Wings Unfolding: Julian’s “Remembering” and the Sound of Coming Home

Wings Unfolding: Julian’s “Remembering” and the Sound of Coming Home

There’s a certain kind of song that doesn’t feel like it was written to “drop,” it feels like it was written to activate. “Remembering,” debuted live by Julian at the 2025 LISTEN music festival, had that quality, like a door quietly swinging open in the middle of a set. LISTEN, hosted by Superbloom Collective, is built around music, presence, and the sort of environment where people actually listen with their whole nervous system, not just their ears.

The premise of the song is big but strangely intimate: remembering where our souls truly come from, and rediscovering that we’re all energy originating from the same source. The lyrics sharpen that idea into a challenge about inner sovereignty, about who’s really driving your attention and beliefs, and whether “reality” is something you’re perceiving or something you’ve been handed.

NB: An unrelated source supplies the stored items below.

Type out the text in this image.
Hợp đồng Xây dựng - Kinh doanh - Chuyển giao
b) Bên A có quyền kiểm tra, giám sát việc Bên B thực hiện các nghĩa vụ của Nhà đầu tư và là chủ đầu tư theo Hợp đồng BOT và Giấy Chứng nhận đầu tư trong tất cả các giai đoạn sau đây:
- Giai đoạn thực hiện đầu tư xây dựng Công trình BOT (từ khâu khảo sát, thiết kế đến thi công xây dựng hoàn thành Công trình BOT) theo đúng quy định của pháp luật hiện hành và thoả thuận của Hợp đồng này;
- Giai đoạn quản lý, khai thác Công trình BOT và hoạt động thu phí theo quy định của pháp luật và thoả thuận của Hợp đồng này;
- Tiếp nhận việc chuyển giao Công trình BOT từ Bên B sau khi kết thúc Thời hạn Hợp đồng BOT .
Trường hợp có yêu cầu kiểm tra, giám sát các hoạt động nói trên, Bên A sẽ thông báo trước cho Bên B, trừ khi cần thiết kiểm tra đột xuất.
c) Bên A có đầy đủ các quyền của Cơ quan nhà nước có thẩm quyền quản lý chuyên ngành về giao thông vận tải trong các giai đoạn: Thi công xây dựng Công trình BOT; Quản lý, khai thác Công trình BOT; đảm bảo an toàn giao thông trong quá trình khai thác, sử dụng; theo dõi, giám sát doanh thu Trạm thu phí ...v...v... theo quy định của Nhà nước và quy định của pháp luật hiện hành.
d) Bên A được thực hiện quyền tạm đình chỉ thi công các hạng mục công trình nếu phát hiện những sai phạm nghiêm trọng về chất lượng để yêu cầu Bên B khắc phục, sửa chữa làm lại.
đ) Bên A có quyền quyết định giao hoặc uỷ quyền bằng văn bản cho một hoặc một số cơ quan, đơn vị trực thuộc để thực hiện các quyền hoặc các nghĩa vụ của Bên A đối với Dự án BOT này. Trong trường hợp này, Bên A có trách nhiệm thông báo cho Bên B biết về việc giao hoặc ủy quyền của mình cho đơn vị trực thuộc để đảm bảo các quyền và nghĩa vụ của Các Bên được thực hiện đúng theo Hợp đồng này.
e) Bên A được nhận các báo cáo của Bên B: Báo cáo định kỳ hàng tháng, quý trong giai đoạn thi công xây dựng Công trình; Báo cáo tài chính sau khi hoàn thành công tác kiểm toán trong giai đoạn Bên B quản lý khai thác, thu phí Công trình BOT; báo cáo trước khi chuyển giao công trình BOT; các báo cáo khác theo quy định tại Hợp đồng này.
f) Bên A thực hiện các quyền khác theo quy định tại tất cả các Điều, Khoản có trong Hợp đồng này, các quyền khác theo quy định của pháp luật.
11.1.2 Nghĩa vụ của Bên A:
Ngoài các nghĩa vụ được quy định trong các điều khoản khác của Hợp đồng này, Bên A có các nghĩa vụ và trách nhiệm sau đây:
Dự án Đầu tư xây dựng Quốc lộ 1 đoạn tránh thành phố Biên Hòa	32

The wild part is how the music embodies that idea of rediscovering oneself. The classical fingerstyle melodies feel deliberate and ancient, the improvised solos feel like real-time searching, and the flamenco strumming ignites like a fire. Then the vocals arrive with a curious power, and when the outro guitar solo takes over, it’s pure ascent. It’s masterful in precision, unique because it’s fearless, and the outro feels like wings finally unfolding.

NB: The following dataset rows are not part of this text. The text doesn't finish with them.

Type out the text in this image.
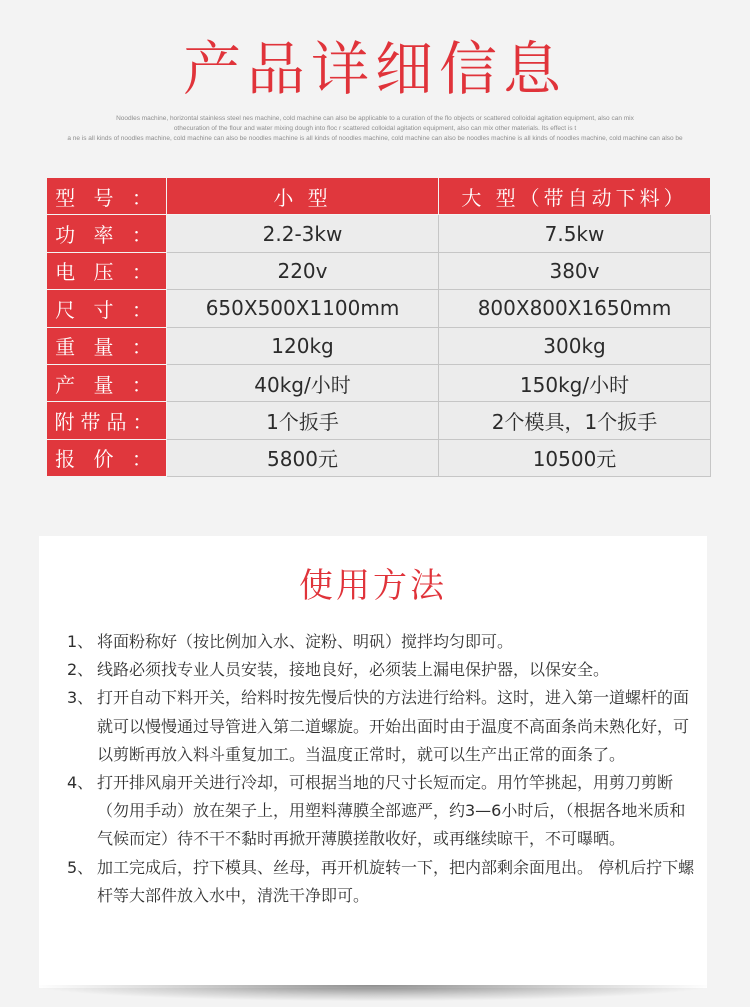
产品详细信息
Noodles machine, horizontal stainless steel nes machine, cold machine can also be applicable to a curation of the flo objects or scattered colloidal agitation equipment, also can mix
othecuration of the flour and water mixing dough into floc r scattered colloidal agitation equipment, also can mix other materials. Its effect is t
a ne is all kinds of noodles machine, cold machine can also be noodles machine is all kinds of noodles machine, cold machine can also be noodles machine is all kinds of noodles machine, cold machine can also be
型 号 ：	小 型	大 型（带自动下料）
功 率 ：	2.2-3kw	7.5kw
电 压 ：	220v	380v
尺 寸 ：	650X500X1100mm	800X800X1650mm
重 量 ：	120kg	300kg
产 量 ：	40kg/小时	150kg/小时
附带品：	1个扳手	2个模具，1个扳手
报 价 ：	5800元	10500元
使用方法
1、 将面粉称好（按比例加入水、淀粉、明矾）搅拌均匀即可。
2、 线路必须找专业人员安装，接地良好，必须装上漏电保护器，以保安全。
3、 打开自动下料开关，给料时按先慢后快的方法进行给料。这时，进入第一道螺杆的面就可以慢慢通过导管进入第二道螺旋。开始出面时由于温度不高面条尚未熟化好，可以剪断再放入料斗重复加工。当温度正常时，就可以生产出正常的面条了。
4、 打开排风扇开关进行冷却，可根据当地的尺寸长短而定。用竹竿挑起，用剪刀剪断（勿用手动）放在架子上，用塑料薄膜全部遮严，约3—6小时后，（根据各地米质和气候而定）待不干不黏时再掀开薄膜搓散收好，或再继续晾干，不可曝晒。
5、 加工完成后，拧下模具、丝母，再开机旋转一下，把内部剩余面甩出。 停机后拧下螺杆等大部件放入水中，清洗干净即可。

“Remembering” doesn’t ask you to adopt a new belief system. It asks you to notice what you already are, and to recognize it in everyone else too, underneath the noise. This masterpiece lives in the space between awakening and reclaiming, not as a vibe, but as a lived sensation. The lyric spine calls out soft control and mental fog, then flips it into a spiritual dare, with lines like “Get ready to unplug…” steering the whole thing toward inner sovereignty.

What makes “Remembering” hit harder than a lot of “awakening” songs is that the music carries the philosophy instead of simply decorating it. The guitar work starts from a classical fingerstyle place, where melody feels carved and intentional, then it loosens into improvised movement that sounds like real-time searching, like thought turning into breath. When the flamenco strumming comes in, it adds that percussive urgency that says, this isn’t just reflection, this is a decision. And the vocals are not there to be pretty, they’re there to lead, pushing the song from contemplation into conviction.

That’s the performance’s quiet flex: technical command without stiffness, intensity without losing warmth, and a sense that every section has a purpose in the story arc, not just in the arrangement. If “Remembering” is ultimately about source, it earns that theme by sounding like a return. Not a retreat, but a re-connection, like stepping back into a frequency that was yours before the world got loud.